今年6月、武器輸出の規制緩和を打ち出した連邦政府に対し、スイス連邦監査事務所はこのほど、武器輸出業者が現行制度下の抜け穴を利用してすでに同じことをしていると指摘した。政府の緩和方針に今後、波風が立ちそうだ。

 連邦政府は6月、戦争当事者に使用されないことを立証できれば、内戦の当事国に武器を輸出できるよう武器輸出法を緩和する方針を打ち出した。だが監査事務所は、現在の法的枠組みでも抜け穴を使って同等の行為が可能だと指摘する。

 抜け穴の一つは、紛争当事国ではない第三国に一定量の兵器部品を輸出する場合、組み立てた武器の再輸出を禁止する合意を交わす必要がないという条項だ。これは「代替的な輸出手段」と呼ばれ、監査事務所はカナダを経由してカタールに戦車が輸出されたケースや、米国を介してサウジアラビアに運ばれるピストルの部品などの事例を挙げた。

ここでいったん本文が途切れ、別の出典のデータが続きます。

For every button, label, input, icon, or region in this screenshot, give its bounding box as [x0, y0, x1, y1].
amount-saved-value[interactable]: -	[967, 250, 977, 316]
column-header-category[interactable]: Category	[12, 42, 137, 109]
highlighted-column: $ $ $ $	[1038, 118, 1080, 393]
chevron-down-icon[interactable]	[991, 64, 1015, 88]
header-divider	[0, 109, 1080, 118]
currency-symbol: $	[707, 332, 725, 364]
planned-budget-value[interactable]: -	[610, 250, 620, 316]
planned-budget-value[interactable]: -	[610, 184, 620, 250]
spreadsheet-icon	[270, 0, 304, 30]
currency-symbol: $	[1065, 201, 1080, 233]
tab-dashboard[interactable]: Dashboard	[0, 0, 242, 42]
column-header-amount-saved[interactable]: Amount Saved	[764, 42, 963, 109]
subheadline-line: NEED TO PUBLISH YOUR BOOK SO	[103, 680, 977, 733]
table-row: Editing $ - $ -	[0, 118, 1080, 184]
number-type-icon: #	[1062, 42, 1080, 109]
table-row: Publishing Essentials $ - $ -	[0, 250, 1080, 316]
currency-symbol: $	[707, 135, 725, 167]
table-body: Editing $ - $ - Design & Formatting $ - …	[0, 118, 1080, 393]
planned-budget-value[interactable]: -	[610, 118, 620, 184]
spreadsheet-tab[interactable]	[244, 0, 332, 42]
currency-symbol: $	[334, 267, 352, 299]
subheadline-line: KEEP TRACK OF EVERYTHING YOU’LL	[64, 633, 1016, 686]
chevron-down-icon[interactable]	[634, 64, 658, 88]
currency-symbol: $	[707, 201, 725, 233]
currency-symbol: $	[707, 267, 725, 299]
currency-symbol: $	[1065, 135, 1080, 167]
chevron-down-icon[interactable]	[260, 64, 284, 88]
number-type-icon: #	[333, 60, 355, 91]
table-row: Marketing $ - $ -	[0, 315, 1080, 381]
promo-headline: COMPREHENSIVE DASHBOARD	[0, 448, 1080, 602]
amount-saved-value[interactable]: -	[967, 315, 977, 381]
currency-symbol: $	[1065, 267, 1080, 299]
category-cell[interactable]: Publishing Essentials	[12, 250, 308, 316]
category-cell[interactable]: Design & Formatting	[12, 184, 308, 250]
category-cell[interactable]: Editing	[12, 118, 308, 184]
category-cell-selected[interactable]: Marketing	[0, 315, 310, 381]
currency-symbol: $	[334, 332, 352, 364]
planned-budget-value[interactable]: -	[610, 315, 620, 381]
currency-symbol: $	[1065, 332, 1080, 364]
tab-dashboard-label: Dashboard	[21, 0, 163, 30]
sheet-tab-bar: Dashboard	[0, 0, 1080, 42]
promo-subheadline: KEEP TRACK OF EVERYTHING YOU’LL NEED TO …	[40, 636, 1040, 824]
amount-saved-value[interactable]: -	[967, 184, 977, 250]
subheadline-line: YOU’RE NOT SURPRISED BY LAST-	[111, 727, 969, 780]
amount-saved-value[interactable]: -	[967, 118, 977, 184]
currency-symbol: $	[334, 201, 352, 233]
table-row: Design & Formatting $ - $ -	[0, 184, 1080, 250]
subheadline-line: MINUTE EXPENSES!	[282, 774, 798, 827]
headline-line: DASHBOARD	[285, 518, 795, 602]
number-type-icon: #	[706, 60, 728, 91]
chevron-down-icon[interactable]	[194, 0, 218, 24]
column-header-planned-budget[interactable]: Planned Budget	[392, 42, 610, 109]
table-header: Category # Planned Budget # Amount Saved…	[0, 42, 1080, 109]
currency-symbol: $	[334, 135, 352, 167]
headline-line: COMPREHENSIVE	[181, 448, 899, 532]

 企業はまた、兵器が民間人による使用に限定されていると主張することで、厳しい監視の目をかいくぐることができる。こうしてライフルスコープがイタリア経由でイランに出荷された例がある。

 監査事務所は16年の武器輸出状況を報告書にまとめ、これらの抜け穴に関し透明性を高めるよう勧告している。また連邦経済省経済管轄局(SECO)に対し、輸出後の検査ではなく、スイスの兵器製造業者に対する監査を厳しくするよう求めている。SECOは軍需産業を代表する企業やロビイストと距離を置くべきだとも結論付けた。

 ただSECOは、報告書が「一方的」で「恣意的」だと批判。政治的な意図や多くの誤解、重要な事実隠ぺいがあると反論した。監査事務所の報告書は法律上の権限を逸脱した可能性があるとも示唆した。

 赤十字国際委員会(ICRC)のペーター・マウラー総裁は今月初め、スイスの武器輸出法の緩和を批判。スイスの「人道的側面」に傷がつくだろうと述べた。